Es gäbe die Möglichkeit, «gigantische Editionen [von NFTs] für kleine Preise» zu schaffen, sagt eine befragte Person. So können es sich mehr Menschen leisten, Kunst zu besitzen und am Kunsthandel teilzunehmen. Ob aber NFTs Kunst tatsächlich zugänglicher machen, wird wegen grosser technischer Einstiegshürden von vielen Gesprächspartner:innen infrage gestellt.
Publikum – Kunstschaffende
Die Technologie von NFTs birgt einiges an Innovationspotenzial. Durch ihre Programmierbarkeit können NFTs potenziell dynamische Objekte sein, die Spielraum für Interaktionen des Publikums mit dem Werk, der NFT-Community oder den Kunstschaffenden zulassen.
Mit NFTs entstand auch ein neues Ökosystem mit eigenen Akteurinnen und Regeln. Die grossen Verkaufsplattformen funktionieren nicht wie Galerien. Die Kunstschaffenden müssen tendenziell viel direkter mit Fans oder Kaufinteressenten in Kontakt treten, um auf sich aufmerksam zu machen.
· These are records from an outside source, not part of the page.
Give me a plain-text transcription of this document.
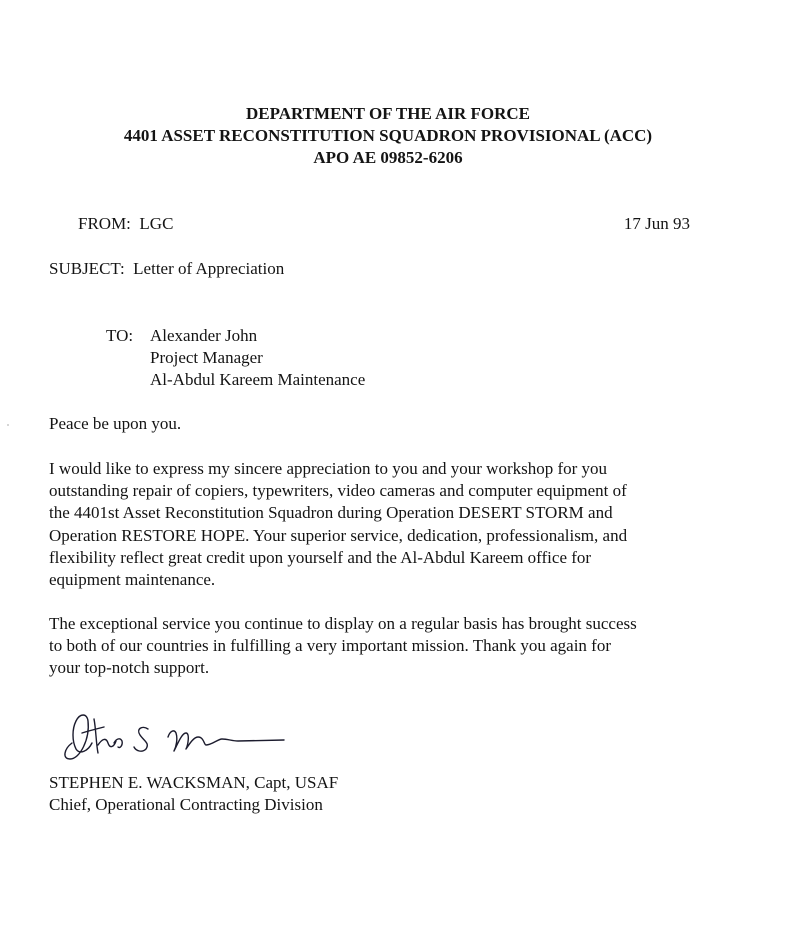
DEPARTMENT OF THE AIR FORCE
4401 ASSET RECONSTITUTION SQUADRON PROVISIONAL (ACC)
APO AE 09852-6206
FROM: LGC	17 Jun 93
SUBJECT: Letter of Appreciation
TO: Alexander John
Project Manager
Al-Abdul Kareem Maintenance
Peace be upon you.
I would like to express my sincere appreciation to you and your workshop for you
outstanding repair of copiers, typewriters, video cameras and computer equipment of
the 4401st Asset Reconstitution Squadron during Operation DESERT STORM and
Operation RESTORE HOPE. Your superior service, dedication, professionalism, and
flexibility reflect great credit upon yourself and the Al-Abdul Kareem office for
equipment maintenance.
The exceptional service you continue to display on a regular basis has brought success
to both of our countries in fulfilling a very important mission. Thank you again for
your top-notch support.
STEPHEN E. WACKSMAN, Capt, USAF
Chief, Operational Contracting Division
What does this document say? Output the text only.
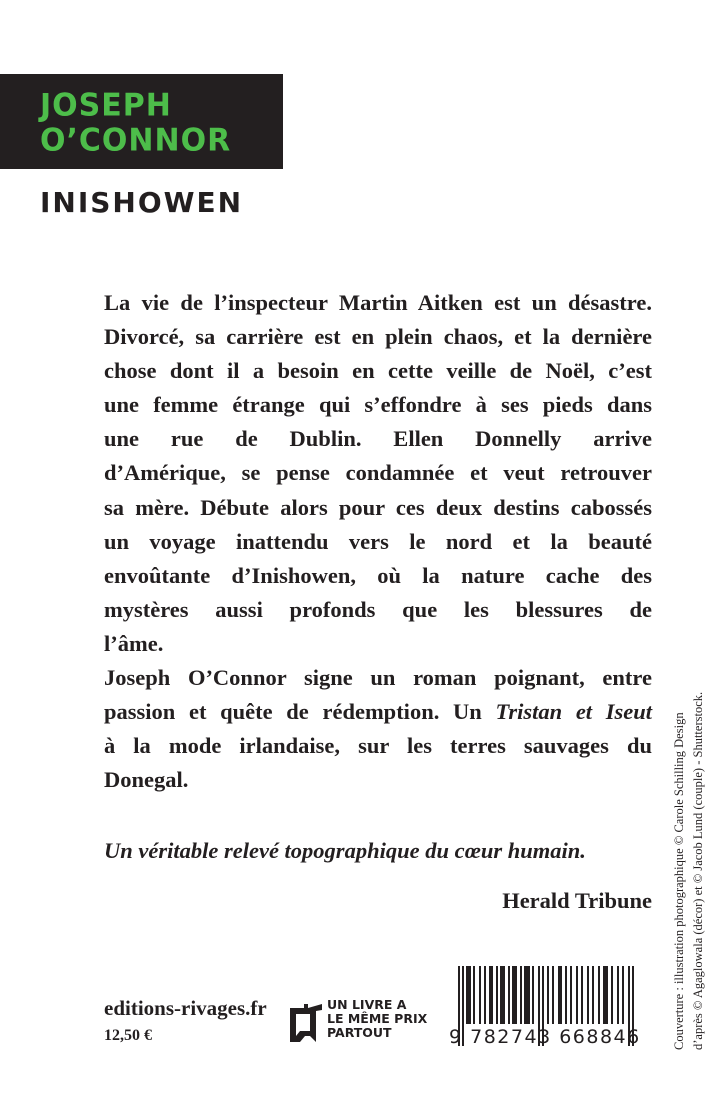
JOSEPH
O’CONNOR
INISHOWEN
La vie de l’inspecteur Martin Aitken est un désastre.
Divorcé, sa carrière est en plein chaos, et la dernière
chose dont il a besoin en cette veille de Noël, c’est
une femme étrange qui s’effondre à ses pieds dans
une rue de Dublin. Ellen Donnelly arrive
d’Amérique, se pense condamnée et veut retrouver
sa mère. Débute alors pour ces deux destins cabossés
un voyage inattendu vers le nord et la beauté
envoûtante d’Inishowen, où la nature cache des
mystères aussi profonds que les blessures de
l’âme.
Joseph O’Connor signe un roman poignant, entre
passion et quête de rédemption. Un Tristan et Iseut
à la mode irlandaise, sur les terres sauvages du
Donegal.
Un véritable relevé topographique du cœur humain.
Herald Tribune
editions-rivages.fr
12,50 €
UN LIVRE A
LE MÊME PRIX
PARTOUT	9 782743 668846	Couverture : illustration photographique © Carole Schilling Design d’après © Agaglowala (décor) et © Jacob Lund (couple) - Shutterstock.
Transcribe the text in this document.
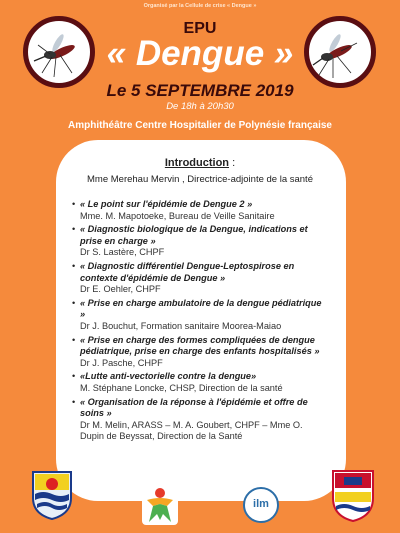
Organisé par la Cellule de crise « Dengue »
EPU
« Dengue »
Le 5 SEPTEMBRE 2019
De 18h à 20h30
Amphithéâtre Centre Hospitalier de Polynésie française
Introduction :
Mme Merehau Mervin , Directrice-adjointe de la santé
• « Le point sur l'épidémie de Dengue 2 »
Mme. M. Mapotoeke, Bureau de Veille Sanitaire
• « Diagnostic biologique de la Dengue, indications et prise en charge »
Dr S. Lastère, CHPF
• « Diagnostic différentiel Dengue-Leptospirose en contexte d'épidémie de Dengue »
Dr E. Oehler, CHPF
• « Prise en charge ambulatoire de la dengue pédiatrique »
Dr J. Bouchut, Formation sanitaire Moorea-Maiao
• « Prise en charge des formes compliquées de dengue pédiatrique, prise en charge des enfants hospitalisés »
Dr J. Pasche, CHPF
• «Lutte anti-vectorielle contre la dengue»
M. Stéphane Loncke, CHSP, Direction de la santé
• « Organisation de la réponse à l'épidémie et offre de soins »
Dr M. Melin, ARASS – M. A. Goubert, CHPF – Mme O. Dupin de Beyssat, Direction de la Santé
ilm
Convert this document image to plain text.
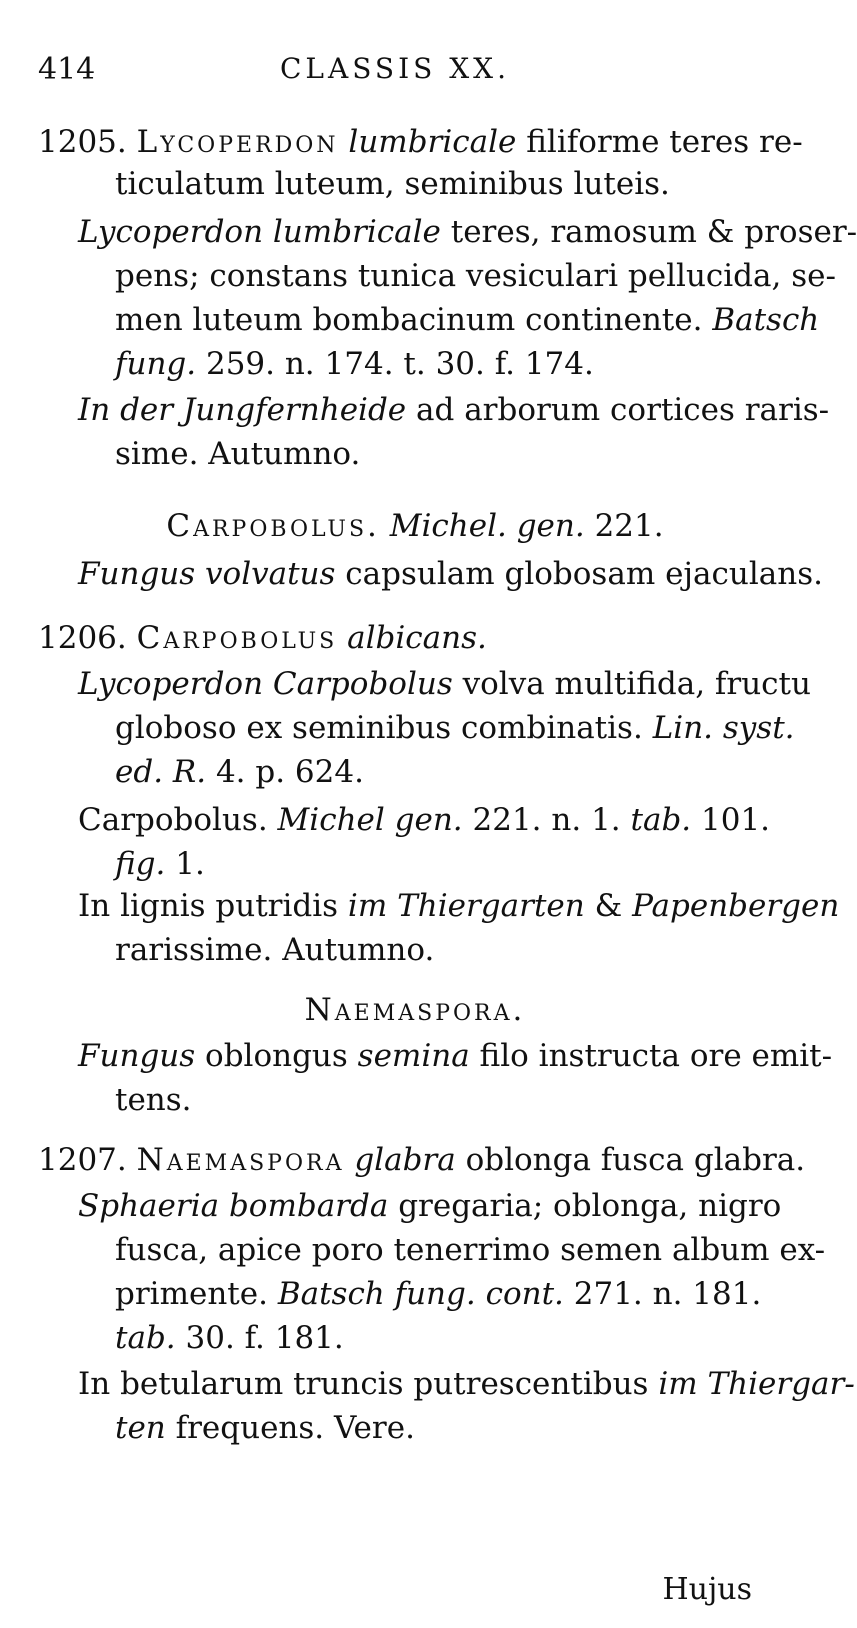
414	CLASSIS XX.
1205. Lycoperdon lumbricale filiforme teres re-
ticulatum luteum, seminibus luteis.
Lycoperdon lumbricale teres, ramosum & proser-
pens; constans tunica vesiculari pellucida, se-
men luteum bombacinum continente. Batsch
fung. 259. n. 174. t. 30. f. 174.
In der Jungfernheide ad arborum cortices raris-
sime. Autumno.
Carpobolus. Michel. gen. 221.
Fungus volvatus capsulam globosam ejaculans.
1206. Carpobolus albicans.
Lycoperdon Carpobolus volva multifida, fructu
globoso ex seminibus combinatis. Lin. syst.
ed. R. 4. p. 624.
Carpobolus. Michel gen. 221. n. 1. tab. 101.
fig. 1.
In lignis putridis im Thiergarten & Papenbergen
rarissime. Autumno.
Naemaspora.
Fungus oblongus semina filo instructa ore emit-
tens.
1207. Naemaspora glabra oblonga fusca glabra.
Sphaeria bombarda gregaria; oblonga, nigro
fusca, apice poro tenerrimo semen album ex-
primente. Batsch fung. cont. 271. n. 181.
tab. 30. f. 181.
In betularum truncis putrescentibus im Thiergar-
ten frequens. Vere.
Hujus
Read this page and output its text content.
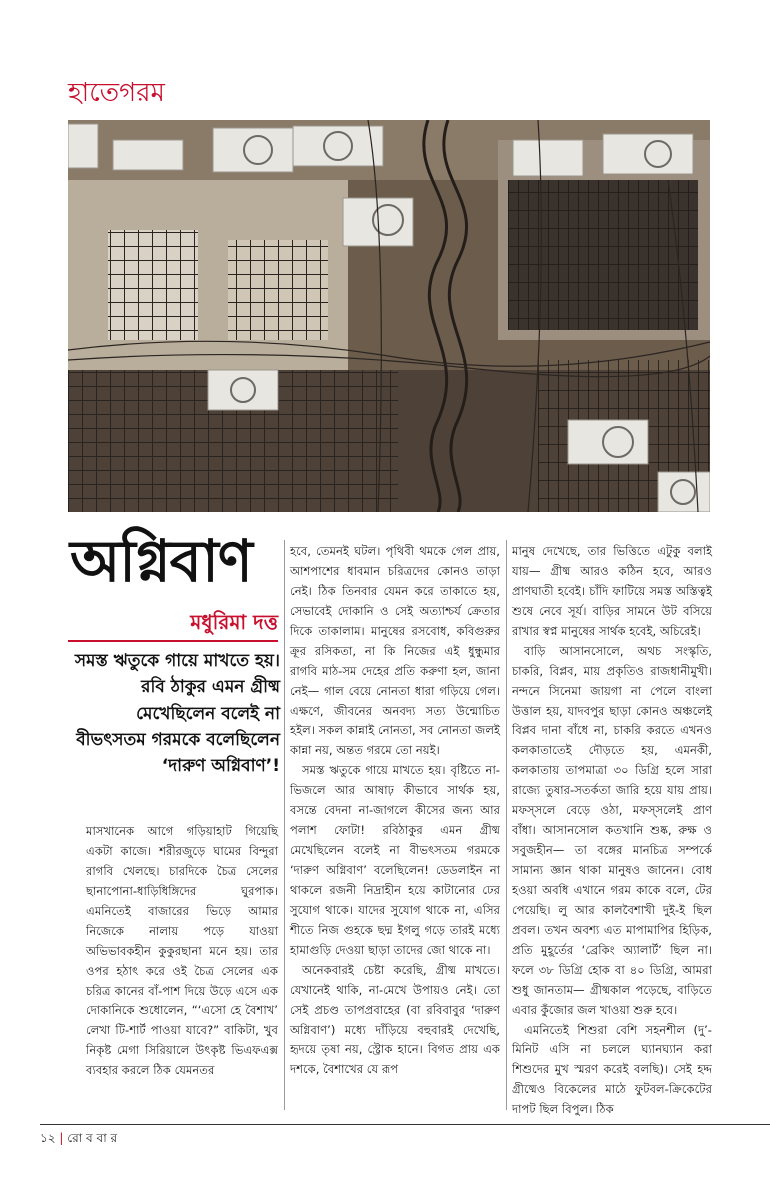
হাতেগরম
অগ্নিবাণ
মধুরিমা দত্ত
সমস্ত ঋতুকে গায়ে মাখতে হয়। রবি ঠাকুর এমন গ্রীষ্ম মেখেছিলেন বলেই না বীভৎসতম গরমকে বলেছিলেন ‘দারুণ অগ্নিবাণ’!

মাসখানেক আগে গড়িয়াহাট গিয়েছি একটা কাজে। শরীরজুড়ে ঘামের বিন্দুরা রাগবি খেলছে। চারদিকে চৈত্র সেলের ছানাপোনা-ধাড়িধিঙ্গিদের ঘুরপাক। এমনিতেই বাজারের ভিড়ে আমার নিজেকে নালায় পড়ে যাওয়া অভিভাবকহীন কুকুরছানা মনে হয়। তার ওপর হঠাৎ করে ওই চৈত্র সেলের এক চরিত্র কানের বাঁ-পাশ দিয়ে উড়ে এসে এক দোকানিকে শুধোলেন, “‘এসো হে বৈশাখ’ লেখা টি-শার্ট পাওয়া যাবে?” বাকিটা, খুব নিকৃষ্ট মেগা সিরিয়ালে উৎকৃষ্ট ভিএফএক্স ব্যবহার করলে ঠিক যেমনতর

হবে, তেমনই ঘটল। পৃথিবী থমকে গেল প্রায়, আশপাশের ধাবমান চরিত্রদের কোনও তাড়া নেই। ঠিক তিনবার যেমন করে তাকাতে হয়, সেভাবেই দোকানি ও সেই অত্যাশ্চর্য ক্রেতার দিকে তাকালাম। মানুষের রসবোধ, কবিগুরুর ক্রূর রসিকতা, না কি নিজের এই ধুন্ধুমার রাগবি মাঠ-সম দেহের প্রতি করুণা হল, জানা নেই— গাল বেয়ে নোনতা ধারা গড়িয়ে গেল। এক্ষণে, জীবনের অনবদ্য সত্য উন্মোচিত হইল। সকল কান্নাই নোনতা, সব নোনতা জলই কান্না নয়, অন্তত গরমে তো নয়ই।

সমস্ত ঋতুকে গায়ে মাখতে হয়। বৃষ্টিতে না-ভিজলে আর আষাঢ় কীভাবে সার্থক হয়, বসন্তে বেদনা না-জাগলে কীসের জন্য আর পলাশ ফোটা! রবিঠাকুর এমন গ্রীষ্ম মেখেছিলেন বলেই না বীভৎসতম গরমকে ‘দারুণ অগ্নিবাণ’ বলেছিলেন! ডেডলাইন না থাকলে রজনী নিদ্রাহীন হয়ে কাটানোর ঢের সুযোগ থাকে। যাদের সুযোগ থাকে না, এসির শীতে নিজ গুহকে ছদ্ম ইগলু গড়ে তারই মধ্যে হামাগুড়ি দেওয়া ছাড়া তাদের জো থাকে না।

অনেকবারই চেষ্টা করেছি, গ্রীষ্ম মাখতে। যেখানেই থাকি, না-মেখে উপায়ও নেই। তো সেই প্রচণ্ড তাপপ্রবাহের (বা রবিবাবুর ‘দারুণ অগ্নিবাণ’) মধ্যে দাঁড়িয়ে বহুবারই দেখেছি, হৃদয়ে তৃষা নয়, স্ট্রোক হানে। বিগত প্রায় এক দশকে, বৈশাখের যে রূপ

মানুষ দেখেছে, তার ভিত্তিতে এটুকু বলাই যায়— গ্রীষ্ম আরও কঠিন হবে, আরও প্রাণঘাতী হবেই। চাঁদি ফাটিয়ে সমস্ত অস্তিত্বই শুষে নেবে সূর্য। বাড়ির সামনে উট বসিয়ে রাখার স্বপ্ন মানুষের সার্থক হবেই, অচিরেই।

বাড়ি আসানসোলে, অথচ সংস্কৃতি, চাকরি, বিপ্লব, মায় প্রকৃতিও রাজধানীমুখী। নন্দনে সিনেমা জায়গা না পেলে বাংলা উত্তাল হয়, যাদবপুর ছাড়া কোনও অঞ্চলেই বিপ্লব দানা বাঁধে না, চাকরি করতে এখনও কলকাতাতেই দৌড়তে হয়, এমনকী, কলকাতায় তাপমাত্রা ৩০ ডিগ্রি হলে সারা রাজ্যে তুষার-সতর্কতা জারি হয়ে যায় প্রায়। মফস্সলে বেড়ে ওঠা, মফস্সলেই প্রাণ বাঁধা। আসানসোল কতখানি শুষ্ক, রুক্ষ ও সবুজহীন— তা বঙ্গের মানচিত্র সম্পর্কে সামান্য জ্ঞান থাকা মানুষও জানেন। বোধ হওয়া অবধি এখানে গরম কাকে বলে, টের পেয়েছি। লু আর কালবৈশাখী দুই-ই ছিল প্রবল। তখন অবশ্য এত মাপামাপির হিড়িক, প্রতি মুহূর্তের ‘ব্রেকিং অ্যালার্ট’ ছিল না। ফলে ৩৮ ডিগ্রি হোক বা ৪০ ডিগ্রি, আমরা শুধু জানতাম— গ্রীষ্মকাল পড়েছে, বাড়িতে এবার কুঁজোর জল খাওয়া শুরু হবে।

এমনিতেই শিশুরা বেশি সহনশীল (দু’-মিনিট এসি না চললে ঘ্যানঘ্যান করা শিশুদের মুখ স্মরণ করেই বলছি)। সেই হদ্দ গ্রীষ্মেও বিকেলের মাঠে ফুটবল-ক্রিকেটের দাপট ছিল বিপুল। ঠিক

১২ | রো ব বা র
Digitale Kommunikationsplattformen wie Discord oder X (ehemals Twitter) spielen eine grosse Rolle im Austausch zwischen Kunstschaffenden und Publikum, wie auch in der Bewertung und Einordnung der Werke. Innerhalb des NFT-Kosmos gibt es zahlreiche Sub-Communitys, die teilweise sehr unterschiedliche Werte ins Zentrum stellen – von Gemeinschaft und gegenseitiger Unterstützung bis hin zu möglichst vielen und hochpreisigen Verkäufen von NFT-Werken.
Kunstschaffende – Werk
NFTs bieten aufgrund ihrer Programmierbarkeit die Möglichkeit, Regeln im Kunstwerk einzuschreiben. So kann beispielsweise festgelegt werden, dass die Kunstschaffenden bei jedem Wiederverkauf einen Prozentsatz des Verkaufspreises erhalten – sogenannte Royalties.
In diese «Smart Contracts» können aber auch andere Eigenschaften eingeschrieben werden: Einige Werke können sich beispielsweise nur für eine bestimmte Zeit im Besitz einer bestimmten Person befinden – wenn sie nach Ablauf dieser Zeit nicht weitergegeben werden, zerfallen die Werke. Besitz, also die zentrale Eigenschaft der NFT-Technologie, kann so durch eine künstlerische Praxis neu gedacht werden.
Der Umstand, dass auf der Blockchain nur geringe Datenmengen gespeichert werden können, wirkt sich auf die Ästhetik aus. Viele Kunstschaffende kopieren die Pixel-Ästhetik, auch wenn mit NFTs verknüpfte Bilder oft gar nicht direkt auf der Blockchain gespeichert werden.